Vous semblez aussi l’oublier un peu vite, mais c’est la société civile qui, en 2011, au plus fort des dérives du régime de Wade, a été à l’avant-garde de la mobilisation du 23 juin. Parmi les figures emblématiques de ce sursaut républicain, Landing Mbissane Seck alias Kilifeu, membre actif du mouvement Y’en a marre, qui aujourd’hui occupe le poste de Président du Conseil d’Administration (PCA) du Grand Théâtre. Un symbole fort du passage de la société civile à l’institutionnalisation de l’engagement.
De même, Guy Marius Sagna, aujourd’hui député sous la bannière de PASTEF, fut l’un des membres fondateurs du FRAPP, une organisation de la société civile parmi les plus engagées sur les questions de souveraineté, de justice sociale et de défense des libertés. Ces deux parcours — de la société civile à l’institution — démontrent que la société civile n’est pas en guerre contre le politique, elle en est parfois le terreau.
Et vous le savez mieux que quiconque : la société civile vous a sollicité, à plusieurs reprises, dans des cycles de formation et de renforcement de capacités sur les politiques budgétaires et fiscales. Elle ne vous a jamais exclu, ni réduit à un adversaire. Elle vous a reconnu comme un intellectuel engagé au service de l’administration publique.
2. La société civile n’est pas la presse, ni un acteur politique encagoulé
Vous laissez entendre, à l’instar de M. Sonko, que la société civile jouerait un double jeu : celui d’une co-gouvernance dissimulée ou d’un pouvoir de l’ombre. C’est une confusion dangereuse. Contrairement à la presse, la société civile ne vit pas de la ligne éditoriale du sensationnel. Contrairement aux partis politiques, elle ne cherche pas le pouvoir, mais à en contrôler l’usage. La société civile propose, alerte, évalue, mais ne gouverne pas. Ce que vous appelez "co-gouvernance" n’est qu’un autre nom de la participation citoyenne — un pilier central de toute démocratie digne de ce nom.
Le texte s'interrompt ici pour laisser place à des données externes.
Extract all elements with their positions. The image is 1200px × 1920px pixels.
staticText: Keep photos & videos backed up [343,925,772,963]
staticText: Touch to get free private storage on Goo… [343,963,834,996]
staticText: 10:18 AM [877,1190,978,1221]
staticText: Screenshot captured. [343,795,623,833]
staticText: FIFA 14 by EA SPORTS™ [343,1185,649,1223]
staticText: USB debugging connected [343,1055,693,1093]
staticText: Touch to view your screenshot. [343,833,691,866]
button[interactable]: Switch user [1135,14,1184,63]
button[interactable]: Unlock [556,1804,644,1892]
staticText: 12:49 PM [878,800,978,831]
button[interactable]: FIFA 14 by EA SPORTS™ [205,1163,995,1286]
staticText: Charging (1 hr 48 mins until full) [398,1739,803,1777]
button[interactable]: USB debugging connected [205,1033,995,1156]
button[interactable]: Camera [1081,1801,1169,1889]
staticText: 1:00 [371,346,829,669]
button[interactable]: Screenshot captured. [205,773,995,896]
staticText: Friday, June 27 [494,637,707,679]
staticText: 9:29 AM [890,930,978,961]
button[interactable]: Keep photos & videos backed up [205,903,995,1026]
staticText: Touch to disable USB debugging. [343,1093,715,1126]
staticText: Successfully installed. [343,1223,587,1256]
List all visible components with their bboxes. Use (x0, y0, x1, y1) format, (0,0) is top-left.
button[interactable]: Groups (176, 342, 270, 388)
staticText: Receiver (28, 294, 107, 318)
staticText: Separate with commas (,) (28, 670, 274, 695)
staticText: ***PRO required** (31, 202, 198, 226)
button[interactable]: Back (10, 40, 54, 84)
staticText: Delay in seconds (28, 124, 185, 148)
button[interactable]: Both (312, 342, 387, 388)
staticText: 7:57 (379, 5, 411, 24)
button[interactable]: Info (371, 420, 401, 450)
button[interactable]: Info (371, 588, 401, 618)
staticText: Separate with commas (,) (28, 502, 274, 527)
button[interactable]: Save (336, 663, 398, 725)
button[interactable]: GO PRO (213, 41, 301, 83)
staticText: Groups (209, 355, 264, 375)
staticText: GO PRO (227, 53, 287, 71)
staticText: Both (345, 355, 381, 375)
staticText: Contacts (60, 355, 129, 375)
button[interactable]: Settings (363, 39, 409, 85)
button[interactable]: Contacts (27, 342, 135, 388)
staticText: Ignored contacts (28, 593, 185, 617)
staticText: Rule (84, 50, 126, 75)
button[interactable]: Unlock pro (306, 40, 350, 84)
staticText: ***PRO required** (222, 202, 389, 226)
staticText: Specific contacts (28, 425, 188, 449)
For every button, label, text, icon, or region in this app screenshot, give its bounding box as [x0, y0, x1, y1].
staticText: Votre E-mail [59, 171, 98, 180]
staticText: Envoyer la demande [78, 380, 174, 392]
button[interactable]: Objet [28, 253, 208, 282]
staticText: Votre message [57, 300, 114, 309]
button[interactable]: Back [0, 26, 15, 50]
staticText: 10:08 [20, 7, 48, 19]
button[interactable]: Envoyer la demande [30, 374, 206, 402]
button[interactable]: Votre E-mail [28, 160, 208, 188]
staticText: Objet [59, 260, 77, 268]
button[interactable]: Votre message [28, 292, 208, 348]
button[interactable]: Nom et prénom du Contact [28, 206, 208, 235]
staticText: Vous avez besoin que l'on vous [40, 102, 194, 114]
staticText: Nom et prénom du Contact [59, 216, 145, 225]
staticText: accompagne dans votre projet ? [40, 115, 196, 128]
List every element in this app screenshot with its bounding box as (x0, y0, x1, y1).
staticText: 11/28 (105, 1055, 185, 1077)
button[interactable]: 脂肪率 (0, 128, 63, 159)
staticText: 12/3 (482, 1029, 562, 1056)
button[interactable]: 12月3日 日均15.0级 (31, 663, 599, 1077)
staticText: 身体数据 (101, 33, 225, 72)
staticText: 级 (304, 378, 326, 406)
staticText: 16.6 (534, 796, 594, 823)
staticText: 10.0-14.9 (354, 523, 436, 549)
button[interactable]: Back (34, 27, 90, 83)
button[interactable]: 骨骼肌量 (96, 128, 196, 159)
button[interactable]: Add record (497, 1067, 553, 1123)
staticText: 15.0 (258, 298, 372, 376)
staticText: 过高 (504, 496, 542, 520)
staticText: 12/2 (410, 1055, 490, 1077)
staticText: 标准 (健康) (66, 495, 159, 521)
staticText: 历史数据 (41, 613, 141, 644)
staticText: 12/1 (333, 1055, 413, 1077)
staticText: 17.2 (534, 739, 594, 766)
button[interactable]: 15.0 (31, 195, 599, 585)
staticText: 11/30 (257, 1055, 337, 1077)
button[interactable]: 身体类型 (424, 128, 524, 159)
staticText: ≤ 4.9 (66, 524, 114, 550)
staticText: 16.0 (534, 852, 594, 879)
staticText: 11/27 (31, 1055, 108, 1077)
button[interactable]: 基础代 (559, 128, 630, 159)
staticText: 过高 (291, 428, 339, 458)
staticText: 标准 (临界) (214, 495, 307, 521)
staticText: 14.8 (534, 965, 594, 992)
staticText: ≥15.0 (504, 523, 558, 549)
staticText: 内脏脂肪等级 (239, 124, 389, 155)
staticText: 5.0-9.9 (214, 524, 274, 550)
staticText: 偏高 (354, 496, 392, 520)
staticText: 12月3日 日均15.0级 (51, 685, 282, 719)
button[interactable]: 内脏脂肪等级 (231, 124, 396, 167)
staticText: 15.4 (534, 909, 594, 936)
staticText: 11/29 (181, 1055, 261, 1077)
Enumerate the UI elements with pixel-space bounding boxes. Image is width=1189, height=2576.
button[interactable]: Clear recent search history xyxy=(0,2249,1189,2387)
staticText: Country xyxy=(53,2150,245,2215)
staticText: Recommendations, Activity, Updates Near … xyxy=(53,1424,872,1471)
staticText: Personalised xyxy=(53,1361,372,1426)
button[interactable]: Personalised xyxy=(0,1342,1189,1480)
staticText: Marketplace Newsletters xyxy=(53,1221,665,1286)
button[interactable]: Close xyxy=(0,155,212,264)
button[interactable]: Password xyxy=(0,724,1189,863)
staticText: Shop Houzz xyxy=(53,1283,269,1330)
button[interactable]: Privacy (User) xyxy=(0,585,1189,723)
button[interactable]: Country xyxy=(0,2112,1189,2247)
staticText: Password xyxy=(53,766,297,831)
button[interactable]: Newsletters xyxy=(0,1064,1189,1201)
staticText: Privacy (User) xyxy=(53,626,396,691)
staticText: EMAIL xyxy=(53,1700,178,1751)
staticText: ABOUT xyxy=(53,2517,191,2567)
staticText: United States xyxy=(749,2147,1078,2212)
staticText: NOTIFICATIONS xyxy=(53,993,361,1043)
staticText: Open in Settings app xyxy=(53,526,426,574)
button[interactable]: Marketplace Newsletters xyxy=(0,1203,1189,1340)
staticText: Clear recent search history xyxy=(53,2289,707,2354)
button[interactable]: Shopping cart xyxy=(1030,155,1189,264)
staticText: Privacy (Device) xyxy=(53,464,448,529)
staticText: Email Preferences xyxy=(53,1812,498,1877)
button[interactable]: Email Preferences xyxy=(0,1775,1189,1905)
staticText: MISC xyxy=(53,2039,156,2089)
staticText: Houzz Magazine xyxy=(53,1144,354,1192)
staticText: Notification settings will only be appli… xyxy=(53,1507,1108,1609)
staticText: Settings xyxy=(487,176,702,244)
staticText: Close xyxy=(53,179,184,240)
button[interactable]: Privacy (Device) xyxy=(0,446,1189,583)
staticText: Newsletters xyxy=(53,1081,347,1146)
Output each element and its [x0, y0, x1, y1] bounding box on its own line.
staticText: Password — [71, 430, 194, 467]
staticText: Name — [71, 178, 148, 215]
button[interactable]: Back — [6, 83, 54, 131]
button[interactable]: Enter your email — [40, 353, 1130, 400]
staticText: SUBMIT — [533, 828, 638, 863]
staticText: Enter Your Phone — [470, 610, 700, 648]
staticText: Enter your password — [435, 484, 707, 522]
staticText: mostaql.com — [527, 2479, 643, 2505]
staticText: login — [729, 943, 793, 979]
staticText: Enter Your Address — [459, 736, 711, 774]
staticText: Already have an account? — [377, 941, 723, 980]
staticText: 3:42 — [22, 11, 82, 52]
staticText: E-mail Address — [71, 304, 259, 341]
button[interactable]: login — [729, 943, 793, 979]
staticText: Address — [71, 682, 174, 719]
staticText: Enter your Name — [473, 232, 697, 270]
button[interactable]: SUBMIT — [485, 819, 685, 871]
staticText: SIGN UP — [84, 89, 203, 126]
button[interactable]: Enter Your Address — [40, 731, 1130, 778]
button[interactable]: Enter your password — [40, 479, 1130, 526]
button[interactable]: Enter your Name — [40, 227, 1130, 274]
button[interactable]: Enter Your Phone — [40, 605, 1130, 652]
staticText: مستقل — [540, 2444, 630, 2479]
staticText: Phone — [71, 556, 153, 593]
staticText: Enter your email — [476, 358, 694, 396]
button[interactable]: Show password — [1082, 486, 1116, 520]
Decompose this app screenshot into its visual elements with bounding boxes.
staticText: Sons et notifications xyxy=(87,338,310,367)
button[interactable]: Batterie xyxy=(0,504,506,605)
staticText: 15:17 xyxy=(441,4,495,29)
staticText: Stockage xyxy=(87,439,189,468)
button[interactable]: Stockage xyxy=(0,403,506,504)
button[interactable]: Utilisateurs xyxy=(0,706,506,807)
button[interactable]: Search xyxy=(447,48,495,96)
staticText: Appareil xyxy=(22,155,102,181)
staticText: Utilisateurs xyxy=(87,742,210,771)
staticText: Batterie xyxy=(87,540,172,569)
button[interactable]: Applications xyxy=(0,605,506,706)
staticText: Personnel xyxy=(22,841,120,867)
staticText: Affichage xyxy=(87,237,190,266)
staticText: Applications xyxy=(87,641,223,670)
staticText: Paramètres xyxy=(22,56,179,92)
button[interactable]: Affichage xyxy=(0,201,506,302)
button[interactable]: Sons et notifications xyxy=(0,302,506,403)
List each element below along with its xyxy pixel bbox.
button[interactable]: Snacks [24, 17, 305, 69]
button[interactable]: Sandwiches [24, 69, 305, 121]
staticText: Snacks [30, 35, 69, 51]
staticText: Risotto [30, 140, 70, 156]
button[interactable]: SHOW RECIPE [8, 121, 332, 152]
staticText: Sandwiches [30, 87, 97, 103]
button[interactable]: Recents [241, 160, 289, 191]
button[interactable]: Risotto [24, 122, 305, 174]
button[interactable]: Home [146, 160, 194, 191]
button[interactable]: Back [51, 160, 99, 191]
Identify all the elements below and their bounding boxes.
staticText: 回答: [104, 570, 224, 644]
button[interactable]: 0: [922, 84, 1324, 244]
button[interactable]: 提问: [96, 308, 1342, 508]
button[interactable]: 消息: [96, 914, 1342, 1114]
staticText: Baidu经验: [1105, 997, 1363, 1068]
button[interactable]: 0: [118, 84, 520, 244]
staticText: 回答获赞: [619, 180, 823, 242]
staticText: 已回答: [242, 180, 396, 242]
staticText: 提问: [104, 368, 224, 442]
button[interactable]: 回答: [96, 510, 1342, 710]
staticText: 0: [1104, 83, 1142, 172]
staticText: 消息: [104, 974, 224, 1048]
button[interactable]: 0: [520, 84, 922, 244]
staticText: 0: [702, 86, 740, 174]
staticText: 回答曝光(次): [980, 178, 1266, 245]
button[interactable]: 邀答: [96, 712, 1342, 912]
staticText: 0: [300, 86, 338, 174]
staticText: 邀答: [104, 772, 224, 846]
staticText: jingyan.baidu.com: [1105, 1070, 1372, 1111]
3. C’est la société civile qui a tendu la main à Ousmane Sonko quand l’État l’a lâché
Quand M. Sonko a été radié de la fonction publique, ce sont des organisations de la société civile qui lui ont offert des contrats de consultance, lui permettant de garder la tête hors de l’eau. Ces faits, bien connus dans le milieu, devraient suffire à tempérer les discours accusateurs actuels. La société civile n’a pas à rougir de son engagement : elle a protégé ceux que l’État voulait marginaliser, elle a soutenu ceux que le système voulait briser.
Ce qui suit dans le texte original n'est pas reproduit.